On Doris’s father’s side, George Josiah Edge, going backwards in time, the family line takes us initially to Sunderland but soon to the West Midlands and Yardley during the time of the rapid growth of Birmingham’s engineering and metal working industries, and before that to the traditional English rural, farming communities of Shropshire, back to about 1640 on present knowledge.
The family name is a topographic one, apparently first found in Cheshire and is especially now to be found in Lancashire and the West Midlands. It is for someone who lived on or by a hillside or ridge, from Old English “ecg” meaning “edge”. After the Norman invasion of England in 1066 the surname was usually spelled “Egge.”
Our branch of the Edges first appear in known records in 1640 in Hodnet, Shropshire, where a Thomas Edge (abt. 1640-1711) married Jane Stud in 1663. Thus we come to a small area of villages around Wem.
In exploring pre-industrial families, one is often looking at a small number of villages quite close to one another. People did not travel far, not at least until the advent of improved roads in the 18th century with the work of Wade, Metcalf, Telford and McAdam and the creation of Turnpike Trusts. Roads and road transport were poor and hazzardous. In the 17th century, people referred to the counties in which they lived as “countries”. One might walk to the nearest town to market, or ride if you were more fortunate. Going to the county town would be a rareity, if it ever happened. Hodnet was 15 miles from the county town of Shrewsbury and so very likely out of reach for most, but Market Drayton more achieveable at 5.7 miles. This is the context in which one should imagine life at this time.
Very little has been found so far about our family apart from the pre-registration evidence of succession, baptism, marriage and burial. Our Thomas moved to Wem, a small market town, since his son, also called Thomas, is born there in 1671. The latter in turn moves to Waters Upton, where his son Samuel is born about 1695. Sadly when the latter died in 1778, in his burial record he is marked as a “pauper”. One might bear in mind that in the 18th Century a pauper’s funeral was dreaded by most, a ceremony of humiliation and disgrace, often to be placed in unmarked graves. To be “put away on the parish” (ie at the parish’s expense) could be a shaming that extended to the family at large.
Samuel’s son, also called Samuel (1724-1804), remained in Waters Upton, but his son Rowland (1761-1807) upped sticks and moved to Sutton Coldfield in Warwickshire, 41 miles away, where he married Hannah Smart from Aston in 1788 and where they had 10 children, not uncommon in that period.

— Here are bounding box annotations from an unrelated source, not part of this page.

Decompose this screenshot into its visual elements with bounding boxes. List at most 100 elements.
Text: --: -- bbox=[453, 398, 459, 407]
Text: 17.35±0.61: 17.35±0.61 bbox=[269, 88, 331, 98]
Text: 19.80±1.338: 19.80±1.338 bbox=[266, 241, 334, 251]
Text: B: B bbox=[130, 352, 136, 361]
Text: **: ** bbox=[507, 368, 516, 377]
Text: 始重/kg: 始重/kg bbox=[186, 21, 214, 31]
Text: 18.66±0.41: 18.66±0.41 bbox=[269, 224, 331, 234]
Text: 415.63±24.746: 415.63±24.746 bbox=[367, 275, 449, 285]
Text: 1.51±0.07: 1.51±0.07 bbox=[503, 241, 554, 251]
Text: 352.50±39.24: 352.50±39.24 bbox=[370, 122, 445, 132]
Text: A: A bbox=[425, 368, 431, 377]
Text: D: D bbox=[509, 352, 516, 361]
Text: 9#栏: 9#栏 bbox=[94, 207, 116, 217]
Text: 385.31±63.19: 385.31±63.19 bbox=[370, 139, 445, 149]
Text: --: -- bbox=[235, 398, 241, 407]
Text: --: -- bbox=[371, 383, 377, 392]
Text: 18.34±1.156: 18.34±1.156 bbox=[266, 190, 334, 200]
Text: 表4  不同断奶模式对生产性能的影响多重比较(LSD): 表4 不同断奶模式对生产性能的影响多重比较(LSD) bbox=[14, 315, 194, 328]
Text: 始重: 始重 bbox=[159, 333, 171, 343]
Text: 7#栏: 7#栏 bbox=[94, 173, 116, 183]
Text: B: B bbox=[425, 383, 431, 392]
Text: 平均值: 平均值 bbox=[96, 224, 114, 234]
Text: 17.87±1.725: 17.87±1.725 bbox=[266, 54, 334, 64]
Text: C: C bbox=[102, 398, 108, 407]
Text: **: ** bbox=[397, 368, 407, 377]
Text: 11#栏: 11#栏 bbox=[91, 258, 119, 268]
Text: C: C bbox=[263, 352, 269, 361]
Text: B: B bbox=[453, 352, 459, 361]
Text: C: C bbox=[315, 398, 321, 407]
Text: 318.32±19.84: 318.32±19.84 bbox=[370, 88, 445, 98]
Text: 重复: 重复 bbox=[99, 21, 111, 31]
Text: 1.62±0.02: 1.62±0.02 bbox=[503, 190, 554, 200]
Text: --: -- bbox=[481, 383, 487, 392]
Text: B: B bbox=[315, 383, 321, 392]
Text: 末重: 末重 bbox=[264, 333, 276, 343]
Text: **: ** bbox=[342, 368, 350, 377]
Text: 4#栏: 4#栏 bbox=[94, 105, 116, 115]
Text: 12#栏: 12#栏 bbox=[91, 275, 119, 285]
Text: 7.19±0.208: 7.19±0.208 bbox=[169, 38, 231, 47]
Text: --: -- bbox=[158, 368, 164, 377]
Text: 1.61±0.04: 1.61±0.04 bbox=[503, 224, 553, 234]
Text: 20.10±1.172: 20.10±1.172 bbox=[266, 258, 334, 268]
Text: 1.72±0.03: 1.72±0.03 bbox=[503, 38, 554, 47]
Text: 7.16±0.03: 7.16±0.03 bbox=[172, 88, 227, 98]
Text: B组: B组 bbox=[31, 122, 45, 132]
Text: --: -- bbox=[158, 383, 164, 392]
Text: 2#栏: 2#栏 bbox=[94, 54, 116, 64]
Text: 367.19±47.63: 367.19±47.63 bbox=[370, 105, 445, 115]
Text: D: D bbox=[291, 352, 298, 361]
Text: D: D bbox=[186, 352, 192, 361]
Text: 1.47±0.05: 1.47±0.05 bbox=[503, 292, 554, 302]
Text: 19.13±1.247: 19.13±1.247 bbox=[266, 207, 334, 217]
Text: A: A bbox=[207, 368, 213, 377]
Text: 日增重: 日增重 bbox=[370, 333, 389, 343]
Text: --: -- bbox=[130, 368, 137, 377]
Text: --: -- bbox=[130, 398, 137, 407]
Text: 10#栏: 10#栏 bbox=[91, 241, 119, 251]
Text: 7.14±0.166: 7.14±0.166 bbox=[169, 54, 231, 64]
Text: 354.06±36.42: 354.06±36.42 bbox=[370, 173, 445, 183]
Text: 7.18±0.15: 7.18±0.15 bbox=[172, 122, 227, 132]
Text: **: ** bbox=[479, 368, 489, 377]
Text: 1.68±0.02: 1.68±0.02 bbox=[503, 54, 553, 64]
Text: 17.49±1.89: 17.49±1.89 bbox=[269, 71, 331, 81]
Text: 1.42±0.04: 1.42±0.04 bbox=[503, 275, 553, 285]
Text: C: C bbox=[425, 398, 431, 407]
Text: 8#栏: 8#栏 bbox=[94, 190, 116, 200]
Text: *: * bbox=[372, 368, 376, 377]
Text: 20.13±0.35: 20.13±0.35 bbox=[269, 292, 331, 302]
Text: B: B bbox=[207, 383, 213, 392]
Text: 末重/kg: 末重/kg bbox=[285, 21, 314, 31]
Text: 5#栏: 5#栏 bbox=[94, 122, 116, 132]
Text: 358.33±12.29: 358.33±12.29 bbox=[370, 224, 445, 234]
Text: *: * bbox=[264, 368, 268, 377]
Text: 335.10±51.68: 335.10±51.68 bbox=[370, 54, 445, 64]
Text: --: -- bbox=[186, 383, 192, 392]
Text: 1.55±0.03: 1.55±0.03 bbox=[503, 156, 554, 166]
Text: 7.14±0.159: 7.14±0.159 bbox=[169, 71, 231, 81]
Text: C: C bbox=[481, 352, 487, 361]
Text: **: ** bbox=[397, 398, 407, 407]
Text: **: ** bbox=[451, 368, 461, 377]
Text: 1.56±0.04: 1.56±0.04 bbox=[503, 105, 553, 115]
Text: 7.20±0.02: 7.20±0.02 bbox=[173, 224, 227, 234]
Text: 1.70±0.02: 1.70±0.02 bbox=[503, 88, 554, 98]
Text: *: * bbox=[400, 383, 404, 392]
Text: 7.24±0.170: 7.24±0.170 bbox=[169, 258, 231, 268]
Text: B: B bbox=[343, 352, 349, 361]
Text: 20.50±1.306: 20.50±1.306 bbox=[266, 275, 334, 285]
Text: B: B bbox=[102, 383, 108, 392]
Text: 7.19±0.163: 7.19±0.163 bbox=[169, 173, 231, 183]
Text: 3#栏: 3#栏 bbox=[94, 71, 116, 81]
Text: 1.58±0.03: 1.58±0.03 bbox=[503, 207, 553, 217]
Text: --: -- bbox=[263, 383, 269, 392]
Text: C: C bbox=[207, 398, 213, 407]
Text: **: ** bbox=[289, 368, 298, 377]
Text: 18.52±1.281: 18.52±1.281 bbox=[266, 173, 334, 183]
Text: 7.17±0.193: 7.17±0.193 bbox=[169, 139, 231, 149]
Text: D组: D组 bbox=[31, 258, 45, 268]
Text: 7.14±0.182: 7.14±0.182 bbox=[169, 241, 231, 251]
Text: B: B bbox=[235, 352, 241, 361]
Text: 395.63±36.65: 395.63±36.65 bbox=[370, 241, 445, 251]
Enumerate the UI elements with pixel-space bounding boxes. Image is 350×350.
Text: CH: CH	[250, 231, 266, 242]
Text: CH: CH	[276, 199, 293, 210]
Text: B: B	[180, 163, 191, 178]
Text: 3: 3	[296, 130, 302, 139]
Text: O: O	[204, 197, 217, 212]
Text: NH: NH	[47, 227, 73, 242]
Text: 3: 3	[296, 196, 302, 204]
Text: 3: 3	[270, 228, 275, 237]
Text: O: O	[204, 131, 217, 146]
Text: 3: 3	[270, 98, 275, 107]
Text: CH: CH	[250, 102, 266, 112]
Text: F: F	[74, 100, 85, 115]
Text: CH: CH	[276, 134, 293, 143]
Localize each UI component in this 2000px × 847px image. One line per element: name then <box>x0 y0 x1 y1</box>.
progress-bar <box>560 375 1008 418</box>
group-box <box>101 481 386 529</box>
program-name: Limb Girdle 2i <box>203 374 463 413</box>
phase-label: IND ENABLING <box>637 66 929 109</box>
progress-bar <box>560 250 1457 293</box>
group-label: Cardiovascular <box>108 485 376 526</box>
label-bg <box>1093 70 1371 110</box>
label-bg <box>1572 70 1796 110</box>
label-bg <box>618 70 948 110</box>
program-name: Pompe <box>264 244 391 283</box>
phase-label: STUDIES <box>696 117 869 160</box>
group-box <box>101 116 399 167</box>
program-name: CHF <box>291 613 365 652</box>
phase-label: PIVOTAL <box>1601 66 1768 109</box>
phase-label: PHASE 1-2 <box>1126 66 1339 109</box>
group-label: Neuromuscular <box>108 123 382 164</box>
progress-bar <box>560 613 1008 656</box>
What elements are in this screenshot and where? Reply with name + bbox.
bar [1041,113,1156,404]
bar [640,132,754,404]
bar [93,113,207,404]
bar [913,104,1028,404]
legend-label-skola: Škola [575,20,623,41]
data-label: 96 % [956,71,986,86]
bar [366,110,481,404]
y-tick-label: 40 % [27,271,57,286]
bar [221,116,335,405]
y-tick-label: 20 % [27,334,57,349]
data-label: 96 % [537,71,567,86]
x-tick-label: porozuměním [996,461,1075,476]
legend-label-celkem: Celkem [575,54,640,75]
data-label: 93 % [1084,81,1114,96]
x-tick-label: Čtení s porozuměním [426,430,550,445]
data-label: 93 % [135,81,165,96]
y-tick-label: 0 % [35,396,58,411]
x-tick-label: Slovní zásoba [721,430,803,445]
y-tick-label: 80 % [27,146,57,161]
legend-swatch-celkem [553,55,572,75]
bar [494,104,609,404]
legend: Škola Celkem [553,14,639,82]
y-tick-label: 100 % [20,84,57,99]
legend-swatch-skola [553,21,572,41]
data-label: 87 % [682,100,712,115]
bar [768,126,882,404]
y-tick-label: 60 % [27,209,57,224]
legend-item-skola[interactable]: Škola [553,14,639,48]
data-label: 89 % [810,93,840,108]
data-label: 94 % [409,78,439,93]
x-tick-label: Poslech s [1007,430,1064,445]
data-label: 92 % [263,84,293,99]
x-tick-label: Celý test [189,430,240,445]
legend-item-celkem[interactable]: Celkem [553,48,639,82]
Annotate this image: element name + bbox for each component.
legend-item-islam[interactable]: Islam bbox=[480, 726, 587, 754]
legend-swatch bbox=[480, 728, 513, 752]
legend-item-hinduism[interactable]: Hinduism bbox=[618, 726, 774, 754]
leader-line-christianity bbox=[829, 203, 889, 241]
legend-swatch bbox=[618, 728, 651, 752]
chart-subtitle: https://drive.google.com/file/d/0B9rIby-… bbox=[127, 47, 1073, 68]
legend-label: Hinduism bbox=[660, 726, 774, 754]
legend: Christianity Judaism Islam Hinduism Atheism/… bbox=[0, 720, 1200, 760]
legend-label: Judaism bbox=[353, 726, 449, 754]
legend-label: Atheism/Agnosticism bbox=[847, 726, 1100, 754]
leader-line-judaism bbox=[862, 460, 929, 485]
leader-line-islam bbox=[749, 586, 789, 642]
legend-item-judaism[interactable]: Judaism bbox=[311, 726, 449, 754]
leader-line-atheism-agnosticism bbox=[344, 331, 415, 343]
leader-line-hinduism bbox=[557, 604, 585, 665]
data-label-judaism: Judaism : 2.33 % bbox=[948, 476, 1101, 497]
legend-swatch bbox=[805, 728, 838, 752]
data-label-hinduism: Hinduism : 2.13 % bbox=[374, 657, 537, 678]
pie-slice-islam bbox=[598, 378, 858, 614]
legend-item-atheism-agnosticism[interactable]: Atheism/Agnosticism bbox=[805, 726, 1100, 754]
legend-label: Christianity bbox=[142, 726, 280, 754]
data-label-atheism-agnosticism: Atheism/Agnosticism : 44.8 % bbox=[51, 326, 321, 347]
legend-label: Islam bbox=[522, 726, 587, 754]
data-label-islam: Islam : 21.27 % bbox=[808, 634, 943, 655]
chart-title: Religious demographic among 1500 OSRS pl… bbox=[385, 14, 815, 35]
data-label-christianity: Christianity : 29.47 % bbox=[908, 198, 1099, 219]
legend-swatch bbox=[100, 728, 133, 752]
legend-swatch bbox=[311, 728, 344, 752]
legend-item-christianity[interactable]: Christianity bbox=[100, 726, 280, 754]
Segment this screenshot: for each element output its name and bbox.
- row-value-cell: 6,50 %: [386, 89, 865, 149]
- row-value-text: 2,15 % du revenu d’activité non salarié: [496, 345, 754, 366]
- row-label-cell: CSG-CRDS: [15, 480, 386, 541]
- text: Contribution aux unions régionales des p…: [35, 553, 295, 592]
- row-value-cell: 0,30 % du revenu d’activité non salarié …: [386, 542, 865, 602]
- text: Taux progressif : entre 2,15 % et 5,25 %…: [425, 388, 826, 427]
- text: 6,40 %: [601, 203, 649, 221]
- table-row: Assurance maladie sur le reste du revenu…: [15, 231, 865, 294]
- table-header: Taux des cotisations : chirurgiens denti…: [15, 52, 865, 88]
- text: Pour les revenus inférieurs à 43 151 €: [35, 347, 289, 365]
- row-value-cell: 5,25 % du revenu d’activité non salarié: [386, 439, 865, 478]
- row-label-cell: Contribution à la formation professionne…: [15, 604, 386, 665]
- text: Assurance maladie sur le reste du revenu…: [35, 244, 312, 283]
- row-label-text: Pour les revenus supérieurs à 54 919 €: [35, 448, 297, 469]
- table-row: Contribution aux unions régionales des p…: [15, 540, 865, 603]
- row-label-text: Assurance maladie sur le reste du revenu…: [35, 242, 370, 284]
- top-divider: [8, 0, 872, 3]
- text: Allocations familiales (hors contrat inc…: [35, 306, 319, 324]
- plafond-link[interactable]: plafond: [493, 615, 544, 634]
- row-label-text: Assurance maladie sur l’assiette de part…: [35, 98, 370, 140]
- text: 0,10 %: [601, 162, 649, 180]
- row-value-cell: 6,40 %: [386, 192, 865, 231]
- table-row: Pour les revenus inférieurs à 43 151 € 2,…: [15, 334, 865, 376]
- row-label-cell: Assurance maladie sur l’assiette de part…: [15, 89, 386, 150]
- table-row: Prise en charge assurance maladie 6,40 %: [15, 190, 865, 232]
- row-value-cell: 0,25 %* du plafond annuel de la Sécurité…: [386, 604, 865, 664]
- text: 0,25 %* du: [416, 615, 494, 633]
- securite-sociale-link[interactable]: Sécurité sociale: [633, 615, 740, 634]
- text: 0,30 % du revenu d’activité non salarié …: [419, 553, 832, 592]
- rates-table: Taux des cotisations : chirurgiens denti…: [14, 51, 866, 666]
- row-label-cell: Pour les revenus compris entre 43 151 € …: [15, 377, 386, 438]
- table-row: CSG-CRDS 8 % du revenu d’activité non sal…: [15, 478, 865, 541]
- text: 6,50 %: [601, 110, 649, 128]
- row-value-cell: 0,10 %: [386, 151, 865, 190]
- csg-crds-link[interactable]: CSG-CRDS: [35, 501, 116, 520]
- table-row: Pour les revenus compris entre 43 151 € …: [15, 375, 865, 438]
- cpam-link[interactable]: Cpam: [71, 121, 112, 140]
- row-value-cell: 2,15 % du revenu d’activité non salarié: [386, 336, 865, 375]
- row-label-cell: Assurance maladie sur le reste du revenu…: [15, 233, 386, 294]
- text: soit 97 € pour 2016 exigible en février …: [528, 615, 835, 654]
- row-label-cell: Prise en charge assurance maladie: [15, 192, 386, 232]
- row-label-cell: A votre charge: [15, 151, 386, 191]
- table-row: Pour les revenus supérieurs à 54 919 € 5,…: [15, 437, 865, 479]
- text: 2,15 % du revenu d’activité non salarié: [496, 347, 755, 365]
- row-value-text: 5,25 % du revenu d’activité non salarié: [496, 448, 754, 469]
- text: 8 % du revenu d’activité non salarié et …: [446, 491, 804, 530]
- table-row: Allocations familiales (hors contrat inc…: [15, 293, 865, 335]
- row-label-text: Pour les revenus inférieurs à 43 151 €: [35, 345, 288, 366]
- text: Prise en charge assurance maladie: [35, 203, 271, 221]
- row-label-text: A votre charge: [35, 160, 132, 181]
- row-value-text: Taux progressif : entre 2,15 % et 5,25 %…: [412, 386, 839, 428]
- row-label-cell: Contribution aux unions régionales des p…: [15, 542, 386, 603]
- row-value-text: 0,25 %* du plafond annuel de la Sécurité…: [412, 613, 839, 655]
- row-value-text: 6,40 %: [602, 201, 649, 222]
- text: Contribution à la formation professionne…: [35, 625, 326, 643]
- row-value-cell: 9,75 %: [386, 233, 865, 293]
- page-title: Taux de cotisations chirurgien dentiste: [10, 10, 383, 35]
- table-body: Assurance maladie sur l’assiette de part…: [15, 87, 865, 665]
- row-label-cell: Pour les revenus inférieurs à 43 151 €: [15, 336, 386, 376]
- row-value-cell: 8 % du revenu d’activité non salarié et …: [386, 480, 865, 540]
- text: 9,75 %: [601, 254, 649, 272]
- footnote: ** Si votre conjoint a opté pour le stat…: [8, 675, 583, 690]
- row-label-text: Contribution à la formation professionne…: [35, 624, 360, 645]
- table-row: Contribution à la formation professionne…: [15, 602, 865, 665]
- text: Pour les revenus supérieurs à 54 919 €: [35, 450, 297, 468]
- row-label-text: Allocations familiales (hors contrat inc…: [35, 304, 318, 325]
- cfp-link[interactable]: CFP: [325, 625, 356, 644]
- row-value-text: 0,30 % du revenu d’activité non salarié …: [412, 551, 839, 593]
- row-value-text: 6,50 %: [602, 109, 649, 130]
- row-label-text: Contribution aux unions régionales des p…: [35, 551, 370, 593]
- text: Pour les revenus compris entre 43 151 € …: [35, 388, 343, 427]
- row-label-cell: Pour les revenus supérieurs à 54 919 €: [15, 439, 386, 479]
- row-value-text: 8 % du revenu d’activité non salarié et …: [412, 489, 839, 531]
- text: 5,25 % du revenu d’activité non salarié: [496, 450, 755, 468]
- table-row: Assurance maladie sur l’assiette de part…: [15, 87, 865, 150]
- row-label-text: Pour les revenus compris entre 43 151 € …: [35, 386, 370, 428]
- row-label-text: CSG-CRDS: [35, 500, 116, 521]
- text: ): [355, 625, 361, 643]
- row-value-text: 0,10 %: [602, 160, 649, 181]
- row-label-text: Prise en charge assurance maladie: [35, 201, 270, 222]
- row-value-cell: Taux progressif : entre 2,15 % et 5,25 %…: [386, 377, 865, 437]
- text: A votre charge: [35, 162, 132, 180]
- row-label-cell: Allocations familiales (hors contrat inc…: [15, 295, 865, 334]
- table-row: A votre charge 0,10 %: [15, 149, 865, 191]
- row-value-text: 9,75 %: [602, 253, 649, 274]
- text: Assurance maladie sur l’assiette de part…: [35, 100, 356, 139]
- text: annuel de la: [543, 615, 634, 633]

Birmingham and the Industrial Revolution
The Edges’ move to the Birmingham region reflects a major trend of this period, the move of rural people to the fast-growing conurbations to earn better money than the grinding poverty of rural society.
The Birmingham region was by the late 18th century a fast-growing centre of metal-working industries focused on small workshops and a highly skilled workforce, a region sometimes called “the workshop of the world”. Thus in the case of the Edge family, better earnings came in the form of wire manufacture and, for the Edge people, being a wire drawer. A whole range of products required copper wire to be used in some form. Wire drawers would draw strips of copper by pulling the metal through a single, or series of, drawing die to reduce the cross-section of a wire. Wire drawers were working in a whole range of businesses and were highly paid.
Thus we find several generations self-employed, as many were to begin with, or employed in this business. Initially in Aston, they are latterly to be found in the records living in Yardley at the Hay Mills factory. Hay Mills, then owned by Webster-Horsfall, was well-known for the production of copper wire cables that were being laid on the sea beds across the oceans for the new telegraphic communication, and were the pioneers of the first successful transatlantic cable in 1866.
As mentioned above, a striking feature of this research has been the large families so many people had. Having eight children was not uncommon and there have been several found with much larger numbers. This was the era before effective contraception was more commonly available, and yet when health and housing was improving. It should be borne in mind however that there was still a very high infant mortality rate, and it is very noticeable how many families in our research show children with very short life spans. However things changed by the end of the nineteenth century. Starting in the 1880’s birth control became much more widely practised, aided by campaigning and education and the availability of techniques that worked. Birth rates declined from almost 35.5 births per 1,000 in the 1870s to about 29 per 1,000 by 1900, a fall of about 29%. Thus with our Edge family, while Rowland had 10 children, by the time of George Josiah at the end of the century, it has fallen to three. Thus also, families were able to improve their living standards simply by having less mouths to feed and house and women in particular were less tied and worn out by relentless family responsibilities.
Sunderland and the Durham connection
George Josiah was the last of our family Edge to live in Birmingham however. After World War One we find him and his wife Frances Ellen have moved to Sunderland. This town was a major shipbuilding centre, with an important coal-mining hinterland, and metal-working skills would have been in strong demand. They had however suffered one loss to their family of three children, the eldest Harold being killed in the First World War in France. The war had cut a swathe through a whole generation of young people.